O segundo problema: estamos privilegiando forma e não conteúdo. Se 13 matérias são adequadas ou não, é menos relevante do que se, em conjunto, cobrem aquilo que a vida e o mercado de trabalho demandam. Para continuar no exemplo do ensino jurídico, compare o ensino de direito no Brasil com o inglês ou americano: no Brasil o aluno estuda às vezes mais de 50 matérias. Lá fora, estudam por volta de uma dezena e meia. Às vezes, menos. Contudo, o fato de terem um histórico recheado de matérias e notas, não torna o bacharel em direito brasileiro melhor preparado, como mostram os resultados das provas da OAB e a dificuldade de profissionais brasileiros de competirem com seus pares estrangeiros ou mesmo as lacunas que demonstram em seus primeiros anos depois de formados. E o mesmo ocorre em outras profissões.

Na formulação de políticas educacionais na educação primária e secundária, a maior parte dos países desenvolvidos aprendeu três lições preciosas: primeiro, há matérias que são essenciais: não dá para sair sem saber. Como matemática e história. Segundo, o conteúdo precisa estar vinculado à realidade do aluno e seu mundo. Não adianta educar o aluno para o mundo de ontem. Presumindo que a maior parte dos alunos não entrará em uma faculdade, o que eles precisam saber para entrarem com sucesso no mercado de trabalho? E, terceiro, nem mercado de trabalho nem aluno vêm em ‘modelo único’. Eles têm necessidades e preferências diferentes, e a grade de matérias deve ser flexível para isso. Afora o grupo de matérias essenciais obrigatórias (como matemática e história, mencionadas acima), o aluno deve ter a possibilidade de escolher o que estudar de acordo com suas ambições acadêmicas e laborais, e suas aptidões e preferências. É perda de recursos financeiros e humanos obrigar todos os alunos a estudarem as mesmas coisas. Mas isso tem um custo e até hoje preferimos investir esses recursos no ensino superior.

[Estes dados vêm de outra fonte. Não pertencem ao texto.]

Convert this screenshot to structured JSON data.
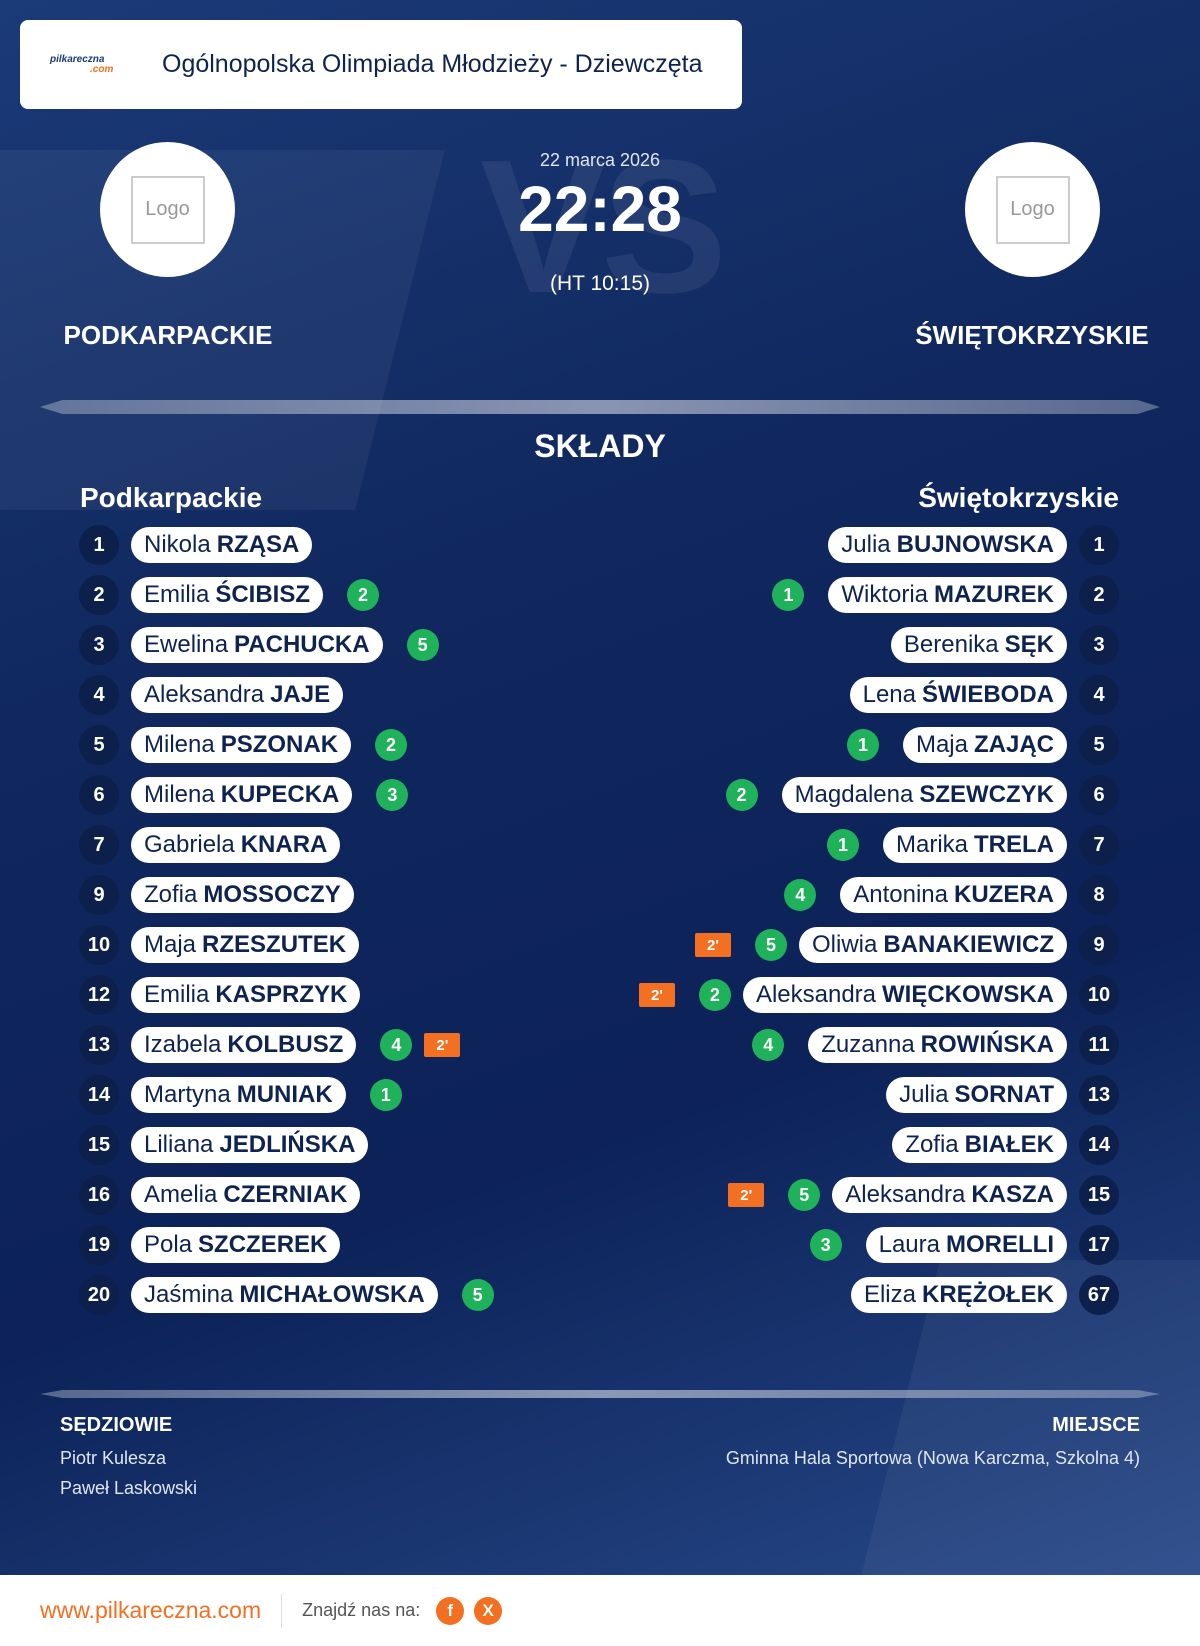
{
  "header": {
    "logo_text": "pilkareczna",
    "logo_suffix": ".com",
    "title": "Ogólnopolska Olimpiada Młodzieży - Dziewczęta"
  },
  "match": {
    "watermark": "VS",
    "date": "22 marca 2026",
    "score": "22:28",
    "halftime": "(HT 10:15)",
    "home": {
      "name": "PODKARPACKIE",
      "logo": "Logo"
    },
    "away": {
      "name": "ŚWIĘTOKRZYSKIE",
      "logo": "Logo"
    }
  },
  "lineups": {
    "title": "SKŁADY",
    "home": {
      "team": "Podkarpackie",
      "players": [
        {
          "number": 1,
          "first": "Nikola",
          "last": "RZĄSA"
        },
        {
          "number": 2,
          "first": "Emilia",
          "last": "ŚCIBISZ",
          "goals": 2
        },
        {
          "number": 3,
          "first": "Ewelina",
          "last": "PACHUCKA",
          "goals": 5
        },
        {
          "number": 4,
          "first": "Aleksandra",
          "last": "JAJE"
        },
        {
          "number": 5,
          "first": "Milena",
          "last": "PSZONAK",
          "goals": 2
        },
        {
          "number": 6,
          "first": "Milena",
          "last": "KUPECKA",
          "goals": 3
        },
        {
          "number": 7,
          "first": "Gabriela",
          "last": "KNARA"
        },
        {
          "number": 9,
          "first": "Zofia",
          "last": "MOSSOCZY"
        },
        {
          "number": 10,
          "first": "Maja",
          "last": "RZESZUTEK"
        },
        {
          "number": 12,
          "first": "Emilia",
          "last": "KASPRZYK"
        },
        {
          "number": 13,
          "first": "Izabela",
          "last": "KOLBUSZ",
          "goals": 4,
          "penalty": "2'"
        },
        {
          "number": 14,
          "first": "Martyna",
          "last": "MUNIAK",
          "goals": 1
        },
        {
          "number": 15,
          "first": "Liliana",
          "last": "JEDLIŃSKA"
        },
        {
          "number": 16,
          "first": "Amelia",
          "last": "CZERNIAK"
        },
        {
          "number": 19,
          "first": "Pola",
          "last": "SZCZEREK"
        },
        {
          "number": 20,
          "first": "Jaśmina",
          "last": "MICHAŁOWSKA",
          "goals": 5
        }
      ]
    },
    "away": {
      "team": "Świętokrzyskie",
      "players": [
        {
          "number": 1,
          "first": "Julia",
          "last": "BUJNOWSKA"
        },
        {
          "number": 2,
          "first": "Wiktoria",
          "last": "MAZUREK",
          "goals": 1
        },
        {
          "number": 3,
          "first": "Berenika",
          "last": "SĘK"
        },
        {
          "number": 4,
          "first": "Lena",
          "last": "ŚWIEBODA"
        },
        {
          "number": 5,
          "first": "Maja",
          "last": "ZAJĄC",
          "goals": 1
        },
        {
          "number": 6,
          "first": "Magdalena",
          "last": "SZEWCZYK",
          "goals": 2
        },
        {
          "number": 7,
          "first": "Marika",
          "last": "TRELA",
          "goals": 1
        },
        {
          "number": 8,
          "first": "Antonina",
          "last": "KUZERA",
          "goals": 4
        },
        {
          "number": 9,
          "first": "Oliwia",
          "last": "BANAKIEWICZ",
          "goals": 5,
          "penalty": "2'"
        },
        {
          "number": 10,
          "first": "Aleksandra",
          "last": "WIĘCKOWSKA",
          "goals": 2,
          "penalty": "2'"
        },
        {
          "number": 11,
          "first": "Zuzanna",
          "last": "ROWIŃSKA",
          "goals": 4
        },
        {
          "number": 13,
          "first": "Julia",
          "last": "SORNAT"
        },
        {
          "number": 14,
          "first": "Zofia",
          "last": "BIAŁEK"
        },
        {
          "number": 15,
          "first": "Aleksandra",
          "last": "KASZA",
          "goals": 5,
          "penalty": "2'"
        },
        {
          "number": 17,
          "first": "Laura",
          "last": "MORELLI",
          "goals": 3
        },
        {
          "number": 67,
          "first": "Eliza",
          "last": "KRĘŻOŁEK"
        }
      ]
    }
  },
  "officials": {
    "label": "SĘDZIOWIE",
    "names": [
      "Piotr Kulesza",
      "Paweł Laskowski"
    ]
  },
  "venue": {
    "label": "MIEJSCE",
    "text": "Gminna Hala Sportowa (Nowa Karczma, Szkolna 4)"
  },
  "footer": {
    "url": "www.pilkareczna.com",
    "find_us": "Znajdź nas na:",
    "social": [
      "f",
      "X"
    ]
  }
}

O terceiro problema é de ordem financeira: a quem beneficia uma cultura educacional que privilegia diplomas em vez de conteúdo e qualidade? Certamente não é nem a sociedade nem os estudantes que se beneficiam de passar mais tempo estudando aquilo que não estão aprendendo e que possivelmente não irão utilizar. E uma boa parcela dos estudantes, especialmente classe média e baixa, é obrigada a pagar faculdades privadas para suprir as lacunas de conhecimento deixadas pelo ensino básico e médio, especialmente o público.